Forum
Eric Chin, Rajesh Sreenivasan, Hanim Hamzah

The recent push to compete with multi-disciplinary firms like the Big Four has resulted in law firms planning their own forays into non-law services, and the pandemic has only accelerated that trend. However, experts feel that firms should consider their strategies carefully.

 

BASED ON YOUR EXPERIENCE SO FAR, WHAT KIND OF NON-LAW SERVICES MAKE THE BEST FIT FOR LAW FIRMS LOOKING BEYOND THEIR CORE AREAS OF EXPERTISE?

ERIC CHIN, principal, Alpha Creates

Some law firms are starting to diversify their services outside of the legal industry. There are two ways firms are thinking about non-law services: (1) Legal service generators, (2) Legal service enhancers. Legal service generators are essen-tially upstream services like business consulting, legal operations consulting, technology consulting, corporate advisory, infrastructure consulting, defence and commercial advisory and infrastructure consulting services. These are areas of work that are the tip of the spear that would generate potential flow of legal work to the law firm from services provided. Then there are also legal service enhancers like risk advisory, compliance, corporate governance, forensic and technology services, and tax consulting services that enhance the legal service provided to clients. It’s the same strategy that the Big Four accounting firms have mastered through years of building multidisciplinary practices. Ultimately, how firms execute their non-law services and cross-sell into their legal practice will be the key determinant of success. Some considerations include:

  • Reassessing the key performance indicators (KPIs) used to manage the non-law services. Firms have carved out the non-law practices as separate entities because the KPIs required to manage a legal practice is different to the KPIs required to manage non-law practices (such as billable targets, leverage ratio, use of technology and processes);
  • Developing a mechanism to encourage cross-selling through the sharing of profit from client introductions; and
  • Building a culture within the firm that encourages lawyers to think outside of their own legal domain (which is already a challenge) to work with the non-law services towards a coordinated client approach

RAJESH SREENIVASAN, head of TMT, Rajah & Tann Singapore

Law firms seeking non-law services (such as legal technology service lines) to augment their core areas of expertise should always think of the types of synergy and value that the non-law service can bring to the firm and its clients. A law firm specialising in corporate matters may find little value in investing in e-discovery and digital forensics solutions. The trick is to find the right fit that would create the right synergy. For example, a firm that has a strong dispute resolution arm may well wish to invest in e-discovery solutions, so that it can both handle a larger volume of complex disputes, while achieving higher cost-efficiency for clients. Another example would be a firm that is seeking to deepen its investigations practice — a forensics arm would appear to be a right fit. At the same time, I would urge all lawyers and law firms to bear in mind that the adoption of legaltech is not an arms-race. Don’t jump on the bandwagon just because everyone else appears to be doing so – remember always that law firms do not all have a static homogenous workflow and so your specific legaltech journey should augment the nature of your practice. I would urge lawyers to think through their needs, do their homework (learn about the solutions on the market), weigh their options, understand the limitations of new technologies (for example, artificial intelligence is far from perfect today), consider their trade-offs in terms of time, cost and effort to adopt new technologies, so that they can ultimately choose the right technology that will help them augment and amplify their existing legal work-flow today and into the future, and bring greater efficiency and value to their firms and their clients.

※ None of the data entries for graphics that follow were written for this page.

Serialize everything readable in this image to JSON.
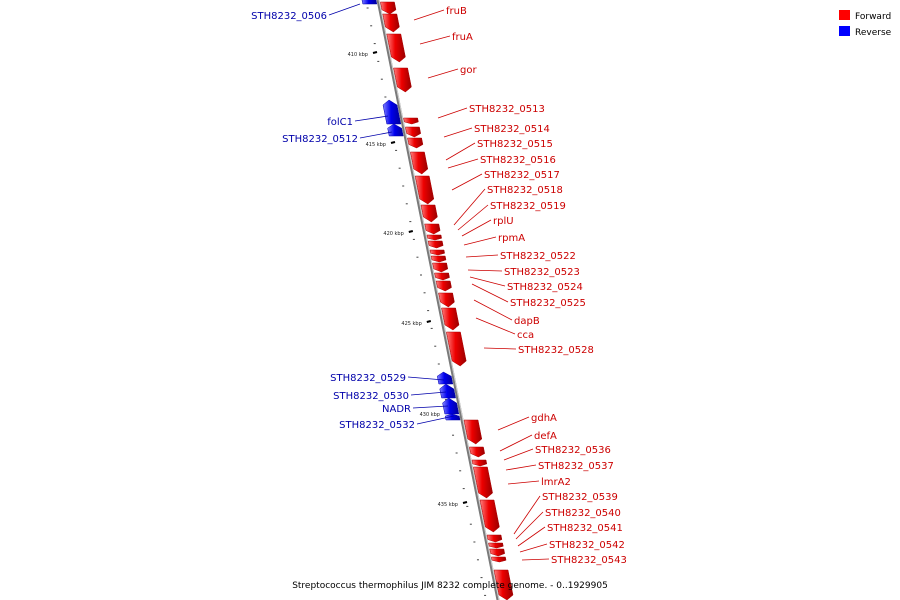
{
  "caption": "Streptococcus thermophilus JIM 8232 complete genome. - 0..1929905",
  "legend": {
    "forward_label": "Forward",
    "reverse_label": "Reverse",
    "forward_color": "#ff0000",
    "reverse_color": "#0000ff"
  },
  "colors": {
    "forward": "#ee1111",
    "forward_dark": "#aa0000",
    "forward_light": "#ff7777",
    "reverse": "#1111ee",
    "reverse_dark": "#0000aa",
    "reverse_light": "#7777ff",
    "forward_text": "#cc0000",
    "reverse_text": "#0000aa",
    "backbone": "#999999"
  },
  "kbp_marks": [
    "410 kbp",
    "415 kbp",
    "420 kbp",
    "425 kbp",
    "430 kbp",
    "435 kbp"
  ],
  "genes": {
    "forward": [
      "fruB",
      "fruA",
      "gor",
      "STH8232_0513",
      "STH8232_0514",
      "STH8232_0515",
      "STH8232_0516",
      "STH8232_0517",
      "STH8232_0518",
      "STH8232_0519",
      "rplU",
      "rpmA",
      "STH8232_0522",
      "STH8232_0523",
      "STH8232_0524",
      "STH8232_0525",
      "dapB",
      "cca",
      "STH8232_0528",
      "gdhA",
      "defA",
      "STH8232_0536",
      "STH8232_0537",
      "lmrA2",
      "STH8232_0539",
      "STH8232_0540",
      "STH8232_0541",
      "STH8232_0542",
      "STH8232_0543"
    ],
    "reverse": [
      "STH8232_0506",
      "folC1",
      "STH8232_0512",
      "STH8232_0529",
      "STH8232_0530",
      "NADR",
      "STH8232_0532"
    ]
  }
}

HANIM HAMZAH, regional managing partner, ZICO Law Network

At ZICO, we unbundled some of our non-core legal services and put these in different subsidiaries in order to list ZICO Holdings a couple of years ago. The driver behind that was really to remain competitive, to be able to continue to provide value to our clients. We realised there were non-core legal services, very closely related to legal, which would perform better under different umbrellas, rather than under the law firm because we wanted to focus the law firm on providing high-value strategic legal advice. And with the changing competitive landscape of the legal industry there is a need to also change the way we do business. The client has changed as well; the in-house budget has changed, not all of their legal spending is allocated to law firms. They have different providers and different solutions for their legal needs, driven mainly by price. Because of this, as a law firm we had to look at our strategy and concentrate on what we do best. As a law firm, we had to provide core high-value legal services, and for the other parts — legal services that can be commoditised — that can then be done in a separate umbrella. Those companies then have different capital structure and they’re more agile, because law firms typically need a good address, and a comfortable office and meeting rooms. But for other types of services, that are not core legal, but are related, those can be done out of alternative premises and with different types of pricing structures. At the end of the day, what is important is staying close to the client and delivering solutions that best meet the needs of the client. Whichever structures used, maintaining excellent services without diluting overall brand value is key.